The colloquium was conducted over the course of the weekend as a series of informal moderated discussions, composed of 12 invited discussants and one leader/moderator, Georgetown Professor John Hasnas. The invited discussants included six law professors (UND Law Professor McGinniss and others from Harvard, George Mason, Boston, Brooklyn, and incoming to Notre Dame Law Schools), an instructor in philosophy, four law students (from Harvard, Yale, and Chicago), and one lawyer. The moderator and discussants were provided a set of readings–law review articles, book chapters, and other materials–to study in advance of the colloquium that provided its substantive backdrop. The general topic introduction for those materials stated:
The object of this colloquium is for serious thinkers in law, legal philosophy, and legal education to explore how theories of law and its authority affect downstream institutions. It will give special, but not exclusive, focus to questions about the authority of the United States Constitution, which is the locus for much of the broader contemporary debate. That debate goes back millennia, and one theme of the colloquium is to explore how “old” ideas do, or should, set the terms for modern consideration of the nature and purpose of law.

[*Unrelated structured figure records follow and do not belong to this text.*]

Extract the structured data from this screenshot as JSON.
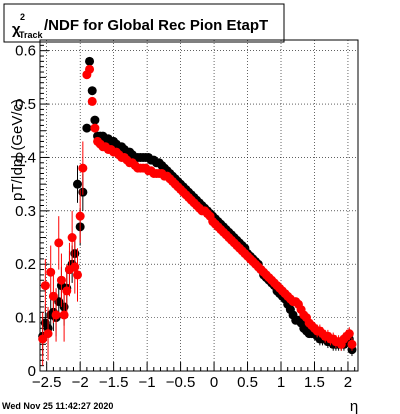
{
  "title": {
    "chi": "χ",
    "sup": "2",
    "sub": "Track",
    "rest": "/NDF for Global Rec Pion EtapT"
  },
  "footer": {
    "date": "Wed Nov 25 11:42:27 2020"
  },
  "chart_data": {
    "type": "scatter",
    "xlabel": "η",
    "ylabel": "pT/|dp| (GeV/c)",
    "xlim": [
      -2.6,
      2.15
    ],
    "ylim": [
      0,
      0.62
    ],
    "x_ticks": [
      "−2.5",
      "−2",
      "−1.5",
      "−1",
      "−0.5",
      "0",
      "0.5",
      "1",
      "1.5",
      "2"
    ],
    "x_tick_values": [
      -2.5,
      -2,
      -1.5,
      -1,
      -0.5,
      0,
      0.5,
      1,
      1.5,
      2
    ],
    "y_ticks": [
      "0",
      "0.1",
      "0.2",
      "0.3",
      "0.4",
      "0.5",
      "0.6"
    ],
    "y_tick_values": [
      0,
      0.1,
      0.2,
      0.3,
      0.4,
      0.5,
      0.6
    ],
    "grid": true,
    "series": [
      {
        "color": "#000000",
        "points": [
          [
            -2.56,
            0.065
          ],
          [
            -2.52,
            0.09
          ],
          [
            -2.48,
            0.08
          ],
          [
            -2.44,
            0.105
          ],
          [
            -2.4,
            0.11
          ],
          [
            -2.36,
            0.1
          ],
          [
            -2.32,
            0.13
          ],
          [
            -2.28,
            0.16
          ],
          [
            -2.24,
            0.12
          ],
          [
            -2.2,
            0.155
          ],
          [
            -2.16,
            0.19
          ],
          [
            -2.12,
            0.2
          ],
          [
            -2.08,
            0.22
          ],
          [
            -2.04,
            0.35
          ],
          [
            -2.0,
            0.27
          ],
          [
            -1.96,
            0.335
          ],
          [
            -1.9,
            0.455
          ],
          [
            -1.86,
            0.58
          ],
          [
            -1.82,
            0.525
          ],
          [
            -1.78,
            0.47
          ],
          [
            -1.74,
            0.44
          ],
          [
            -1.7,
            0.44
          ],
          [
            -1.66,
            0.44
          ],
          [
            -1.62,
            0.435
          ],
          [
            -1.58,
            0.435
          ],
          [
            -1.54,
            0.43
          ],
          [
            -1.5,
            0.43
          ],
          [
            -1.46,
            0.425
          ],
          [
            -1.42,
            0.42
          ],
          [
            -1.38,
            0.42
          ],
          [
            -1.34,
            0.415
          ],
          [
            -1.3,
            0.41
          ],
          [
            -1.26,
            0.41
          ],
          [
            -1.22,
            0.405
          ],
          [
            -1.18,
            0.4
          ],
          [
            -1.14,
            0.4
          ],
          [
            -1.1,
            0.4
          ],
          [
            -1.06,
            0.4
          ],
          [
            -1.02,
            0.4
          ],
          [
            -0.98,
            0.4
          ],
          [
            -0.94,
            0.395
          ],
          [
            -0.9,
            0.395
          ],
          [
            -0.86,
            0.39
          ],
          [
            -0.82,
            0.39
          ],
          [
            -0.78,
            0.385
          ],
          [
            -0.74,
            0.38
          ],
          [
            -0.7,
            0.375
          ],
          [
            -0.66,
            0.37
          ],
          [
            -0.62,
            0.365
          ],
          [
            -0.58,
            0.36
          ],
          [
            -0.54,
            0.355
          ],
          [
            -0.5,
            0.35
          ],
          [
            -0.46,
            0.345
          ],
          [
            -0.42,
            0.34
          ],
          [
            -0.38,
            0.335
          ],
          [
            -0.34,
            0.33
          ],
          [
            -0.3,
            0.325
          ],
          [
            -0.26,
            0.32
          ],
          [
            -0.22,
            0.315
          ],
          [
            -0.18,
            0.31
          ],
          [
            -0.14,
            0.305
          ],
          [
            -0.1,
            0.3
          ],
          [
            -0.06,
            0.295
          ],
          [
            -0.02,
            0.29
          ],
          [
            0.02,
            0.285
          ],
          [
            0.06,
            0.28
          ],
          [
            0.1,
            0.275
          ],
          [
            0.14,
            0.27
          ],
          [
            0.18,
            0.265
          ],
          [
            0.22,
            0.26
          ],
          [
            0.26,
            0.255
          ],
          [
            0.3,
            0.25
          ],
          [
            0.34,
            0.245
          ],
          [
            0.38,
            0.24
          ],
          [
            0.42,
            0.235
          ],
          [
            0.46,
            0.23
          ],
          [
            0.5,
            0.22
          ],
          [
            0.54,
            0.215
          ],
          [
            0.58,
            0.21
          ],
          [
            0.62,
            0.205
          ],
          [
            0.66,
            0.2
          ],
          [
            0.7,
            0.19
          ],
          [
            0.74,
            0.18
          ],
          [
            0.78,
            0.175
          ],
          [
            0.82,
            0.17
          ],
          [
            0.86,
            0.165
          ],
          [
            0.9,
            0.16
          ],
          [
            0.94,
            0.15
          ],
          [
            0.98,
            0.145
          ],
          [
            1.02,
            0.14
          ],
          [
            1.06,
            0.135
          ],
          [
            1.1,
            0.125
          ],
          [
            1.14,
            0.115
          ],
          [
            1.18,
            0.105
          ],
          [
            1.22,
            0.095
          ],
          [
            1.26,
            0.095
          ],
          [
            1.3,
            0.09
          ],
          [
            1.34,
            0.08
          ],
          [
            1.38,
            0.075
          ],
          [
            1.42,
            0.07
          ],
          [
            1.46,
            0.07
          ],
          [
            1.5,
            0.07
          ],
          [
            1.54,
            0.065
          ],
          [
            1.58,
            0.06
          ],
          [
            1.62,
            0.06
          ],
          [
            1.66,
            0.06
          ],
          [
            1.7,
            0.055
          ],
          [
            1.74,
            0.055
          ],
          [
            1.78,
            0.05
          ],
          [
            1.82,
            0.05
          ],
          [
            1.86,
            0.05
          ],
          [
            1.9,
            0.05
          ],
          [
            1.94,
            0.05
          ],
          [
            1.98,
            0.055
          ],
          [
            2.02,
            0.06
          ],
          [
            2.06,
            0.04
          ]
        ]
      },
      {
        "color": "#ff0000",
        "points": [
          [
            -2.56,
            0.06
          ],
          [
            -2.52,
            0.16
          ],
          [
            -2.48,
            0.07
          ],
          [
            -2.44,
            0.185
          ],
          [
            -2.4,
            0.14
          ],
          [
            -2.36,
            0.105
          ],
          [
            -2.32,
            0.24
          ],
          [
            -2.28,
            0.17
          ],
          [
            -2.24,
            0.105
          ],
          [
            -2.2,
            0.15
          ],
          [
            -2.16,
            0.19
          ],
          [
            -2.12,
            0.25
          ],
          [
            -2.08,
            0.195
          ],
          [
            -2.04,
            0.18
          ],
          [
            -2.0,
            0.29
          ],
          [
            -1.96,
            0.38
          ],
          [
            -1.9,
            0.555
          ],
          [
            -1.86,
            0.565
          ],
          [
            -1.82,
            0.505
          ],
          [
            -1.78,
            0.455
          ],
          [
            -1.74,
            0.43
          ],
          [
            -1.7,
            0.425
          ],
          [
            -1.66,
            0.42
          ],
          [
            -1.62,
            0.42
          ],
          [
            -1.58,
            0.415
          ],
          [
            -1.54,
            0.415
          ],
          [
            -1.5,
            0.41
          ],
          [
            -1.46,
            0.41
          ],
          [
            -1.42,
            0.405
          ],
          [
            -1.38,
            0.4
          ],
          [
            -1.34,
            0.4
          ],
          [
            -1.3,
            0.395
          ],
          [
            -1.26,
            0.39
          ],
          [
            -1.22,
            0.39
          ],
          [
            -1.18,
            0.385
          ],
          [
            -1.14,
            0.38
          ],
          [
            -1.1,
            0.38
          ],
          [
            -1.06,
            0.38
          ],
          [
            -1.02,
            0.38
          ],
          [
            -0.98,
            0.375
          ],
          [
            -0.94,
            0.375
          ],
          [
            -0.9,
            0.37
          ],
          [
            -0.86,
            0.37
          ],
          [
            -0.82,
            0.37
          ],
          [
            -0.78,
            0.37
          ],
          [
            -0.74,
            0.365
          ],
          [
            -0.7,
            0.365
          ],
          [
            -0.66,
            0.36
          ],
          [
            -0.62,
            0.355
          ],
          [
            -0.58,
            0.35
          ],
          [
            -0.54,
            0.345
          ],
          [
            -0.5,
            0.34
          ],
          [
            -0.46,
            0.335
          ],
          [
            -0.42,
            0.33
          ],
          [
            -0.38,
            0.325
          ],
          [
            -0.34,
            0.32
          ],
          [
            -0.3,
            0.315
          ],
          [
            -0.26,
            0.31
          ],
          [
            -0.22,
            0.305
          ],
          [
            -0.18,
            0.3
          ],
          [
            -0.14,
            0.3
          ],
          [
            -0.1,
            0.295
          ],
          [
            -0.06,
            0.29
          ],
          [
            -0.02,
            0.28
          ],
          [
            0.02,
            0.275
          ],
          [
            0.06,
            0.27
          ],
          [
            0.1,
            0.265
          ],
          [
            0.14,
            0.26
          ],
          [
            0.18,
            0.255
          ],
          [
            0.22,
            0.25
          ],
          [
            0.26,
            0.245
          ],
          [
            0.3,
            0.24
          ],
          [
            0.34,
            0.235
          ],
          [
            0.38,
            0.23
          ],
          [
            0.42,
            0.225
          ],
          [
            0.46,
            0.22
          ],
          [
            0.5,
            0.215
          ],
          [
            0.54,
            0.21
          ],
          [
            0.58,
            0.205
          ],
          [
            0.62,
            0.2
          ],
          [
            0.66,
            0.195
          ],
          [
            0.7,
            0.19
          ],
          [
            0.74,
            0.185
          ],
          [
            0.78,
            0.18
          ],
          [
            0.82,
            0.175
          ],
          [
            0.86,
            0.17
          ],
          [
            0.9,
            0.165
          ],
          [
            0.94,
            0.16
          ],
          [
            0.98,
            0.155
          ],
          [
            1.02,
            0.15
          ],
          [
            1.06,
            0.145
          ],
          [
            1.1,
            0.14
          ],
          [
            1.14,
            0.135
          ],
          [
            1.18,
            0.13
          ],
          [
            1.22,
            0.13
          ],
          [
            1.26,
            0.125
          ],
          [
            1.3,
            0.115
          ],
          [
            1.34,
            0.105
          ],
          [
            1.38,
            0.1
          ],
          [
            1.42,
            0.09
          ],
          [
            1.46,
            0.085
          ],
          [
            1.5,
            0.08
          ],
          [
            1.54,
            0.075
          ],
          [
            1.58,
            0.075
          ],
          [
            1.62,
            0.07
          ],
          [
            1.66,
            0.065
          ],
          [
            1.7,
            0.065
          ],
          [
            1.74,
            0.06
          ],
          [
            1.78,
            0.06
          ],
          [
            1.82,
            0.055
          ],
          [
            1.86,
            0.055
          ],
          [
            1.9,
            0.05
          ],
          [
            1.94,
            0.06
          ],
          [
            1.98,
            0.065
          ],
          [
            2.02,
            0.07
          ],
          [
            2.06,
            0.05
          ]
        ]
      }
    ]
  }
}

Is the rule of law a good thing? That may seem like an odd question, but it is at the heart of much of modern academic work in law and political theory, as well as a live issue in actual governance. Is law a vital tool for social cooperation and organization, or is it a weapon “for one’s enemies”? If the former, how close does any particular legal order need to come to a specified ideal in order to be legitimate? If the latter, what is gained by calling something “law”? While these questions may seem to some people to be too abstract for serious concern, their answers determine the content of legal education, legal practice, and ultimately social organization.

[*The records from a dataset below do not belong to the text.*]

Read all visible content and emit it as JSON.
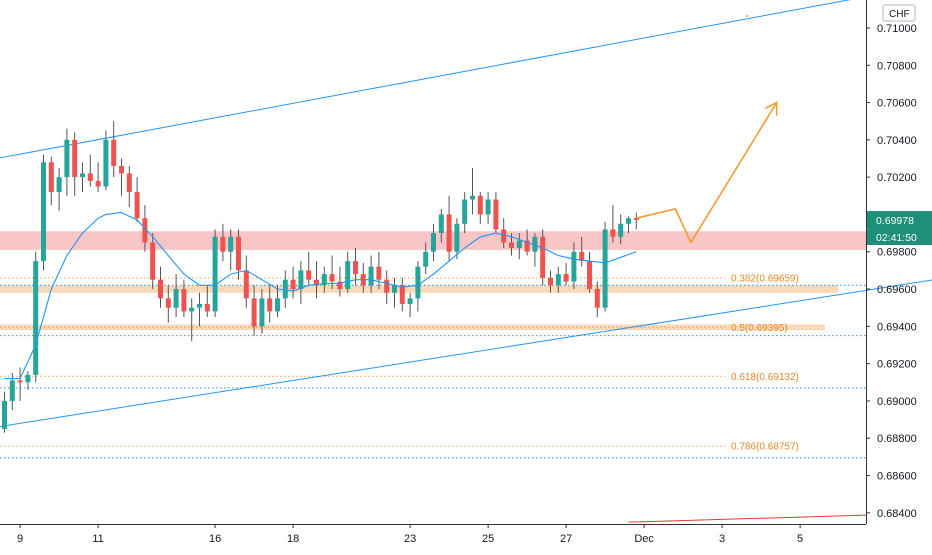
{
  "header": {
    "currency_label": "CHF"
  },
  "colors": {
    "bull": "#26a69a",
    "bear": "#ef5350",
    "wick": "#555555",
    "ma": "#2196f3",
    "channel": "#2196f3",
    "fib": "#f0a04b",
    "projection": "#f39c32",
    "resistance_zone": "#f8c6c6",
    "support_zone": "#fbd9b8",
    "price_tag": "#1e8f78",
    "bottom_line": "#e53935"
  },
  "price_tags": {
    "current_price": "0.69978",
    "countdown": "02:41:50"
  },
  "chart_data": {
    "type": "candlestick",
    "title": "",
    "xlabel": "",
    "ylabel": "",
    "ylim": [
      0.6834,
      0.7115
    ],
    "grid": false,
    "y_ticks": [
      "0.71000",
      "0.70800",
      "0.70600",
      "0.70400",
      "0.70200",
      "0.69800",
      "0.69600",
      "0.69400",
      "0.69200",
      "0.69000",
      "0.68800",
      "0.68600",
      "0.68400"
    ],
    "x_ticks": [
      {
        "label": "9",
        "bar": 2
      },
      {
        "label": "11",
        "bar": 12
      },
      {
        "label": "16",
        "bar": 27
      },
      {
        "label": "18",
        "bar": 37
      },
      {
        "label": "23",
        "bar": 52
      },
      {
        "label": "25",
        "bar": 62
      },
      {
        "label": "27",
        "bar": 72
      },
      {
        "label": "Dec",
        "bar": 82
      },
      {
        "label": "3",
        "bar": 92
      },
      {
        "label": "5",
        "bar": 102
      }
    ],
    "candles": [
      [
        0.6885,
        0.6905,
        0.6883,
        0.69
      ],
      [
        0.69,
        0.6915,
        0.6895,
        0.6911
      ],
      [
        0.6911,
        0.6918,
        0.69,
        0.691
      ],
      [
        0.691,
        0.6916,
        0.6906,
        0.6914
      ],
      [
        0.6914,
        0.698,
        0.691,
        0.6975
      ],
      [
        0.6975,
        0.7032,
        0.697,
        0.7028
      ],
      [
        0.7028,
        0.7031,
        0.7005,
        0.7012
      ],
      [
        0.7012,
        0.7025,
        0.7002,
        0.702
      ],
      [
        0.702,
        0.7046,
        0.701,
        0.704
      ],
      [
        0.704,
        0.7044,
        0.701,
        0.702
      ],
      [
        0.702,
        0.7028,
        0.7012,
        0.7022
      ],
      [
        0.7022,
        0.7032,
        0.7015,
        0.7018
      ],
      [
        0.7018,
        0.7028,
        0.7012,
        0.7015
      ],
      [
        0.7015,
        0.7045,
        0.7013,
        0.704
      ],
      [
        0.704,
        0.705,
        0.702,
        0.7026
      ],
      [
        0.7026,
        0.703,
        0.701,
        0.7022
      ],
      [
        0.7022,
        0.7026,
        0.7004,
        0.7012
      ],
      [
        0.7012,
        0.702,
        0.6996,
        0.6998
      ],
      [
        0.6998,
        0.7005,
        0.698,
        0.6985
      ],
      [
        0.6985,
        0.699,
        0.696,
        0.6965
      ],
      [
        0.6965,
        0.6972,
        0.695,
        0.6955
      ],
      [
        0.6955,
        0.6962,
        0.6942,
        0.695
      ],
      [
        0.695,
        0.6968,
        0.6945,
        0.696
      ],
      [
        0.696,
        0.6965,
        0.6945,
        0.6948
      ],
      [
        0.6948,
        0.6955,
        0.6932,
        0.695
      ],
      [
        0.695,
        0.6958,
        0.694,
        0.6952
      ],
      [
        0.6952,
        0.6962,
        0.6945,
        0.6948
      ],
      [
        0.6948,
        0.6992,
        0.6945,
        0.6988
      ],
      [
        0.6988,
        0.6995,
        0.6975,
        0.698
      ],
      [
        0.698,
        0.6992,
        0.697,
        0.6988
      ],
      [
        0.6988,
        0.6992,
        0.6965,
        0.697
      ],
      [
        0.697,
        0.6978,
        0.695,
        0.6955
      ],
      [
        0.6955,
        0.6962,
        0.6935,
        0.694
      ],
      [
        0.694,
        0.696,
        0.6936,
        0.6955
      ],
      [
        0.6955,
        0.6962,
        0.6942,
        0.6948
      ],
      [
        0.6948,
        0.6962,
        0.6945,
        0.6955
      ],
      [
        0.6955,
        0.697,
        0.695,
        0.6965
      ],
      [
        0.6965,
        0.6972,
        0.6955,
        0.696
      ],
      [
        0.696,
        0.6975,
        0.6952,
        0.697
      ],
      [
        0.697,
        0.698,
        0.6962,
        0.6965
      ],
      [
        0.6965,
        0.6975,
        0.6955,
        0.6962
      ],
      [
        0.6962,
        0.6972,
        0.6958,
        0.6968
      ],
      [
        0.6968,
        0.6978,
        0.696,
        0.6964
      ],
      [
        0.6964,
        0.6972,
        0.6956,
        0.696
      ],
      [
        0.696,
        0.698,
        0.6958,
        0.6975
      ],
      [
        0.6975,
        0.6982,
        0.6962,
        0.6968
      ],
      [
        0.6968,
        0.6974,
        0.6958,
        0.6962
      ],
      [
        0.6962,
        0.6978,
        0.6958,
        0.6972
      ],
      [
        0.6972,
        0.698,
        0.696,
        0.6965
      ],
      [
        0.6965,
        0.697,
        0.6952,
        0.6958
      ],
      [
        0.6958,
        0.6966,
        0.695,
        0.6962
      ],
      [
        0.6962,
        0.6966,
        0.6948,
        0.6952
      ],
      [
        0.6952,
        0.6958,
        0.6945,
        0.6955
      ],
      [
        0.6955,
        0.6975,
        0.6948,
        0.6972
      ],
      [
        0.6972,
        0.6985,
        0.6968,
        0.698
      ],
      [
        0.698,
        0.6995,
        0.6975,
        0.699
      ],
      [
        0.699,
        0.7003,
        0.6985,
        0.7
      ],
      [
        0.7,
        0.701,
        0.6975,
        0.698
      ],
      [
        0.698,
        0.6998,
        0.6976,
        0.6995
      ],
      [
        0.6995,
        0.7012,
        0.699,
        0.7008
      ],
      [
        0.7008,
        0.7025,
        0.7,
        0.701
      ],
      [
        0.701,
        0.7012,
        0.6995,
        0.7
      ],
      [
        0.7,
        0.7012,
        0.6995,
        0.7008
      ],
      [
        0.7008,
        0.7012,
        0.699,
        0.6992
      ],
      [
        0.6992,
        0.6998,
        0.6982,
        0.6985
      ],
      [
        0.6985,
        0.699,
        0.6978,
        0.6982
      ],
      [
        0.6982,
        0.699,
        0.6976,
        0.6986
      ],
      [
        0.6986,
        0.6992,
        0.6978,
        0.698
      ],
      [
        0.698,
        0.699,
        0.6972,
        0.6988
      ],
      [
        0.6988,
        0.6992,
        0.6962,
        0.6966
      ],
      [
        0.6966,
        0.697,
        0.6958,
        0.6962
      ],
      [
        0.6962,
        0.6972,
        0.6958,
        0.6968
      ],
      [
        0.6968,
        0.6974,
        0.6962,
        0.6964
      ],
      [
        0.6964,
        0.6985,
        0.696,
        0.698
      ],
      [
        0.698,
        0.6988,
        0.6972,
        0.6975
      ],
      [
        0.6975,
        0.698,
        0.6958,
        0.696
      ],
      [
        0.696,
        0.6964,
        0.6945,
        0.695
      ],
      [
        0.695,
        0.6996,
        0.6948,
        0.6992
      ],
      [
        0.6992,
        0.7005,
        0.6985,
        0.6988
      ],
      [
        0.6988,
        0.7,
        0.6984,
        0.6995
      ],
      [
        0.6995,
        0.6999,
        0.699,
        0.6998
      ],
      [
        0.6998,
        0.7001,
        0.6992,
        0.6997
      ]
    ],
    "moving_average": [
      [
        0,
        0.6912
      ],
      [
        2,
        0.6912
      ],
      [
        4,
        0.693
      ],
      [
        6,
        0.696
      ],
      [
        8,
        0.6978
      ],
      [
        10,
        0.699
      ],
      [
        12,
        0.6998
      ],
      [
        13,
        0.7
      ],
      [
        15,
        0.7001
      ],
      [
        17,
        0.6997
      ],
      [
        19,
        0.6988
      ],
      [
        21,
        0.6978
      ],
      [
        23,
        0.6968
      ],
      [
        25,
        0.6962
      ],
      [
        27,
        0.6962
      ],
      [
        29,
        0.6968
      ],
      [
        31,
        0.697
      ],
      [
        33,
        0.6965
      ],
      [
        35,
        0.696
      ],
      [
        37,
        0.6959
      ],
      [
        39,
        0.6962
      ],
      [
        41,
        0.6963
      ],
      [
        43,
        0.6963
      ],
      [
        45,
        0.6965
      ],
      [
        47,
        0.6965
      ],
      [
        49,
        0.6963
      ],
      [
        51,
        0.6961
      ],
      [
        53,
        0.6962
      ],
      [
        55,
        0.6968
      ],
      [
        57,
        0.6975
      ],
      [
        59,
        0.6982
      ],
      [
        61,
        0.6988
      ],
      [
        63,
        0.699
      ],
      [
        65,
        0.6988
      ],
      [
        67,
        0.6985
      ],
      [
        69,
        0.6982
      ],
      [
        71,
        0.6978
      ],
      [
        73,
        0.6976
      ],
      [
        75,
        0.6975
      ],
      [
        77,
        0.6974
      ],
      [
        79,
        0.6977
      ],
      [
        81,
        0.698
      ]
    ],
    "channel_upper": [
      [
        -1,
        0.703
      ],
      [
        121,
        0.7125
      ]
    ],
    "channel_lower": [
      [
        -1,
        0.6886
      ],
      [
        145,
        0.6982
      ]
    ],
    "bottom_line": [
      [
        80,
        0.6835
      ],
      [
        145,
        0.6843
      ]
    ],
    "resistance_zone": [
      0.6981,
      0.6991
    ],
    "support_zones": [
      [
        0.6958,
        0.6962
      ],
      [
        0.6938,
        0.6941
      ]
    ],
    "fib_levels": [
      {
        "label": "0.382(0.69659)",
        "value": 0.69659
      },
      {
        "label": "0.5(0.69395)",
        "value": 0.69395
      },
      {
        "label": "0.618(0.69132)",
        "value": 0.69132
      },
      {
        "label": "0.786(0.68757)",
        "value": 0.68757
      }
    ],
    "dotted_levels": [
      0.6962,
      0.6935,
      0.6907,
      0.68695
    ],
    "projection_path": [
      [
        81,
        0.6998
      ],
      [
        86,
        0.7003
      ],
      [
        88,
        0.6985
      ],
      [
        99,
        0.706
      ]
    ],
    "top_marker": [
      95,
      0.7115
    ]
  }
}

The sessions of the colloquium focusing on the United States Constitution addressed subjects including the foundations for its authority and “[w]hat is the best response to those who contend that the Constitution is irredeemably tainted or profoundly undemocratic and should either be replaced or subordinated to ordinary politics?); contemporary challenges (e.g., “Can defenders of law and order engage constructively with critiques that treat law as merely a form of politics or a function of power, whether from the left or the right?”); and the authority of original meaning for interpreting the Constitution (“Does the authoritativeness of any given interpretive approach to the Constitution ultimately turn on first principles of political and/or moral theory, such as a commitment to popular sovereignty? What is the strongest argument that the Constitution is, structurally, best suited to an originalist mode of interpretation?”).